The E-Myth Real Estate Brokerage. Michael E. Gerber and Richard A. Rector. Prodigy Business Books. 187 pages. $24.95.
It’s real estate’s turn to sit on The E-Myth griddle. The subtitle says it all: “Why Most Real Estate Brokerage Firms Don’t Work and What To Do About It.”
A self-proclaimed “small business guru” named Michael E. Gerber started his series of books about legal practices and this is the eighth. All the same pattern, whether they be about optometrists, attorneys or architects: chapters on specific subjects with a commentary by Gerber and adjacent chapters by a prominent person in that particular field.
Who should read this? Really, anyone in the business, but especially the agent who has decided that the riches lie in running his or her own brokerage. It’s a “look before you leap” book.
Gerber’s pieces are pretty much nonspecific and the expert’s pieces are very specific to the particular subject. If you’re into self-help books, the overall messages are nothing new, but the format gives a new perspective.
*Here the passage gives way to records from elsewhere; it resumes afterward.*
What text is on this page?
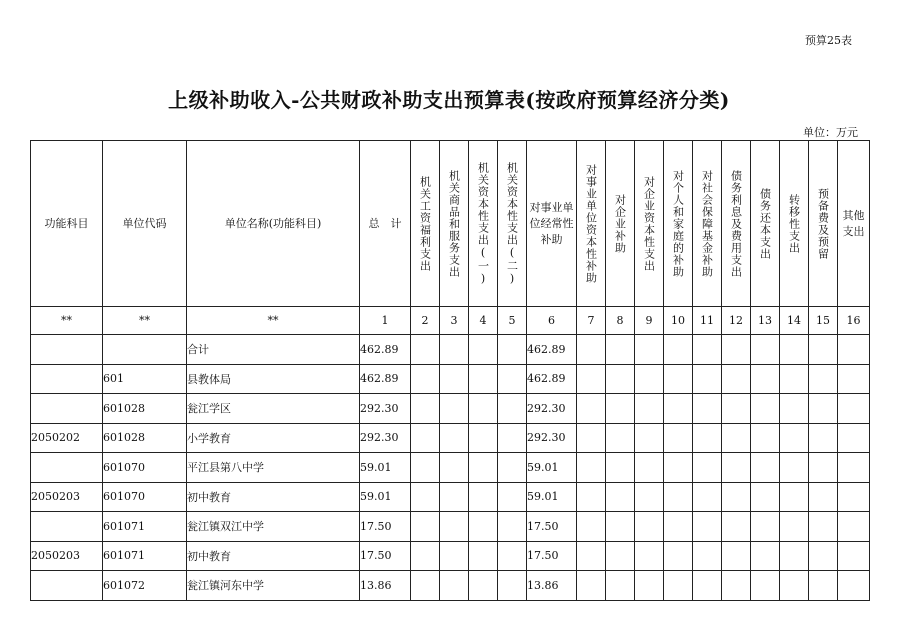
预算25表
上级补助收入-公共财政补助支出预算表(按政府预算经济分类)
单位：万元
功能科目	单位代码	单位名称(功能科目)	总　计	机关工资福利支出	机关商品和服务支出	机关资本性支出(一)	机关资本性支出(二)	对事业单位经常性补助	对事业单位资本性补助	对企业补助	对企业资本性支出	对个人和家庭的补助	对社会保障基金补助	债务利息及费用支出	债务还本支出	转移性支出	预备费及预留	其他支出

**	**	**	1	2	3	4	5	6	7	8	9	10	11	12	13	14	15	16
		合计	462.89					462.89										
	601	县教体局	462.89					462.89										
	601028	瓮江学区	292.30					292.30										
2050202	601028	小学教育	292.30					292.30										
	601070	平江县第八中学	59.01					59.01										
2050203	601070	初中教育	59.01					59.01										
	601071	瓮江镇双江中学	17.50					17.50										
2050203	601071	初中教育	17.50					17.50										
	601072	瓮江镇河东中学	13.86					13.86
Gerber is a small business consultant who lives in California. For this book on real estate, his co-author is Richard A. Rector, the Phoenix broker who owns Realty Executives.
E-Myth means “Entrepreneurian Myth,” which Gerber describes as “Most businesses fail to fulfill their potential because most people starting their own business are not entrepreneurs at all.”
He continues, “Most real estate brokers don’t own a true business—most own a job.” A person can be great at buying and selling, which might make a terrific agent, he says, but the lack of business sense will eventually lead to doom. When a 2007 comes, they don’t have a clue how to deal with it.
The overriding theme here is that while brokers — or anyone starting a business — need to be entrepreneurs, that’s secondary to knowing how a business works.
It’s easy reading. Chapters run no more than a dozen pages and are on the basics: planning, management, budgeting, pricing, hiring, dealing with clients, etc.
When Gerber writes about, say, time management, the words could (and probably do) fit in every one of his books. When Rector writes about time management, he’s very specific to real estate. (Incidentally, if your brokerage isn’t doing well, both say that time management is one of your biggest problems.)
Rector writes a chapter about his career and that’s as interesting as anything here. His father started in the family food business and moved into real estate sales. Frustrated with what Rector calls the business model that resulted “in the top people subsidizing the less productive ones,” he started Realty Executives with what Rector says was the first company with the 100 percent commission idea.
Rector joined the company after college. He and his wife eventually bought the brokerage and started franchising the concept.
He stresses the need for change, saying “What once was a new, revolutionary idea has now become a standard method of operation within the industry,” and adds that he’s ready to spring a new idea “with major advances in technology.”
Let’s consider Rector an expert.
Let’s also consider Gerber an expert, if for nothing else than he’s figured a new way to present old ideas and make money out of it.
Come to think of it, isn’t that what selling real estate is all about?